Is pine sol safe for septic systems?

Any disinfectant is something to worry about when it comes to your septic system. It is interesting to note that we often hear customers saying they feel uneasy, they feel like they’re polluting, if they dump their bleach or disinfectant products onto the soil in the bush — yet somehow they aren’t making the connection that emptying them down your drain is literally putting them into the soil. Given there is no difference in outcome, why risk harming the bacteria in your septic system?

Are bath bombs bad for septic systems?

There are a wide variety of bath bombs available, all with varying ingredients. As always, we recommend “more natural products” when it comes to anything that goes down the drain. If you’re diligent and search out natural products, or even make your own, you should be fine to use bath bombs.

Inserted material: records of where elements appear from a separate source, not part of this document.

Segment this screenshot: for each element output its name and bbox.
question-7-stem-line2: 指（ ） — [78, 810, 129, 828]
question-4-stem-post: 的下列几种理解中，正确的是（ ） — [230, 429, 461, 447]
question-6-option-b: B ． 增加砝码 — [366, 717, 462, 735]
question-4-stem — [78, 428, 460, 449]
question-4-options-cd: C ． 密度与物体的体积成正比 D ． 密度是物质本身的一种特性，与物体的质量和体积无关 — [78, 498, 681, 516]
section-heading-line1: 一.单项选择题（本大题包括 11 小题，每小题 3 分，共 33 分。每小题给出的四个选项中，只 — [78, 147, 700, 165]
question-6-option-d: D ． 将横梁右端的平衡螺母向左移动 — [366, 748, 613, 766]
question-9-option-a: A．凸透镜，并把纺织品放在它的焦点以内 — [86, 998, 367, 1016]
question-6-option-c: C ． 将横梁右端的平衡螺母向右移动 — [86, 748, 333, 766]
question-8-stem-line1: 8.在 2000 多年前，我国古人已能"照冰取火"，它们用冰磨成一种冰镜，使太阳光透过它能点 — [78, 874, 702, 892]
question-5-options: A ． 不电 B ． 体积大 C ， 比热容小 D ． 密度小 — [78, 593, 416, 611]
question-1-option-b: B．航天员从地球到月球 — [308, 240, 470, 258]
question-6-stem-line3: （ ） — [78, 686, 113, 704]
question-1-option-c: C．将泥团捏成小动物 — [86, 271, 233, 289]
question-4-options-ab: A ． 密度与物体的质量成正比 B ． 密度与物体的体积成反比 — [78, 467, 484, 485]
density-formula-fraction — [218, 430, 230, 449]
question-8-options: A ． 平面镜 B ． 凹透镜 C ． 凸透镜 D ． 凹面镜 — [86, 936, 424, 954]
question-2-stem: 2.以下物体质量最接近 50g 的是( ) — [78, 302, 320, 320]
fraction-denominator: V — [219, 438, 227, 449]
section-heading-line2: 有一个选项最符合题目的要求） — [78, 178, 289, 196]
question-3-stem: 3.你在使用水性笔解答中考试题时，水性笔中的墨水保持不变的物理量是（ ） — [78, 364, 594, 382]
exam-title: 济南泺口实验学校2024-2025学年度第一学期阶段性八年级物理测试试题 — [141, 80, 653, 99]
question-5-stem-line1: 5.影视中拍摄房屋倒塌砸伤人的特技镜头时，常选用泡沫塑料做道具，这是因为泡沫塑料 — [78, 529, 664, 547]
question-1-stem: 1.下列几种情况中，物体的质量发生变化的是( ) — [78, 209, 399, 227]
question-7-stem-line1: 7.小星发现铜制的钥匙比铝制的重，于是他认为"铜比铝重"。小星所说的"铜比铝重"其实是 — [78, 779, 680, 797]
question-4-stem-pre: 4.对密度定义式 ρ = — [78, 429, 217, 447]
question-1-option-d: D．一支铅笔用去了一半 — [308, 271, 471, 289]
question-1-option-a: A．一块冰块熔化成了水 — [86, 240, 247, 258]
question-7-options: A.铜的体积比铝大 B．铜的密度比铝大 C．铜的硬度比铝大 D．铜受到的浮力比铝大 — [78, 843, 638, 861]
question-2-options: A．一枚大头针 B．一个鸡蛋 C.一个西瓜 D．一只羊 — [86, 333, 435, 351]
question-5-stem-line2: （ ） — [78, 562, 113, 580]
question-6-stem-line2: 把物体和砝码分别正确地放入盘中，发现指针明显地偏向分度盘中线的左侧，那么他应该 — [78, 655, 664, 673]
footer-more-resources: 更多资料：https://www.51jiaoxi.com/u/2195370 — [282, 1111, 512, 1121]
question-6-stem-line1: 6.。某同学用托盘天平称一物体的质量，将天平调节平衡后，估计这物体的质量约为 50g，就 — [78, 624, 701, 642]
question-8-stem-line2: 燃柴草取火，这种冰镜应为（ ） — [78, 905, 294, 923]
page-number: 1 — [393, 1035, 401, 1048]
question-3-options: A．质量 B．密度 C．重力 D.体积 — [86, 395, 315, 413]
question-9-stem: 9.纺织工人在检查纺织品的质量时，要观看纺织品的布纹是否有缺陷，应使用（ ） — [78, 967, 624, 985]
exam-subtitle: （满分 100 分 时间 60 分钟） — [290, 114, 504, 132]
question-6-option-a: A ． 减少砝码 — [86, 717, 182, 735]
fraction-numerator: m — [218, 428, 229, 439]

A typical bath bomb would often contain things like baking soda, citric acid, epsom salt, cornstarch, some sort of colouring pigment or dye, almond oil or other essential oils. None of these components, in normal volumes, concentrations, and usage amounts, should have a significant impact on your septic system.

Is drain cleaner safe for septic systems?

Wherever possible, we always recommend using as natural a product as possible. There are enzyme based cleaners that do a good job of clearing clogs. Harsh chemicals may work great on your pipes, but can damage septic tanks as well as the bacteria you need to be thriving in them for proper septic system operation. The best solution to a clogged drain is usually mechanical. Using a snake or an auger to clear blocked lines and accumulations of fat, oil and grease is preferable as that adds nothing harmful to the septic system. It may not be as convenient as dumping a bottle down the drain and hoping it works out, but it is ultimately the safest option for clearing blocked drain lines.

Can you use Flushable wipes with septic systems?

If there is one thing we have to fish out of septic pumps, filters and equipment more than anything, it is “flushable wipes.” These are simply never a good idea to flush down the drain -and yes, this includes those labelled and marketed as “septic safe.” This one is always a no-no.

Is regular CLR safe for septic systems?

The main active ingredients of CLR are lactic acid and gluconic acid. In moderate amounts, used infrequently, these should not have an overall adverse reaction in the septic tank. That said, they can in no way help it. Our best recommendation would be to dump it into the bush where you know it cannot hurt your septic system, and ultimately get returned to nature just as it would be if you flushed it down the drain.

Are Detergents safe for septic systems?

The more natural the better when it comes to detergents. Detergents with harsh chemicals should be avoided when possible. The biggest factors when it comes to laundry are (1) spreading out your loads instead of having “laundry day” and doing several loads back to back, and (2) putting a filter on your washing machine outlet. Polyesters, nylon and other synthetic materials will rinse down the drain with other lint from the laundry cycle. These will never break down in your tank and should be captured with an inexpensive laundry filter available at most hardware stores and online.

What are the Best Laundry Detergents for Septic Systems?

When it comes to cleaning products, we always recommend natural over “chemical” options. Some of the brands we have had good luck with would be Ecos, MealPower by Melaleuca.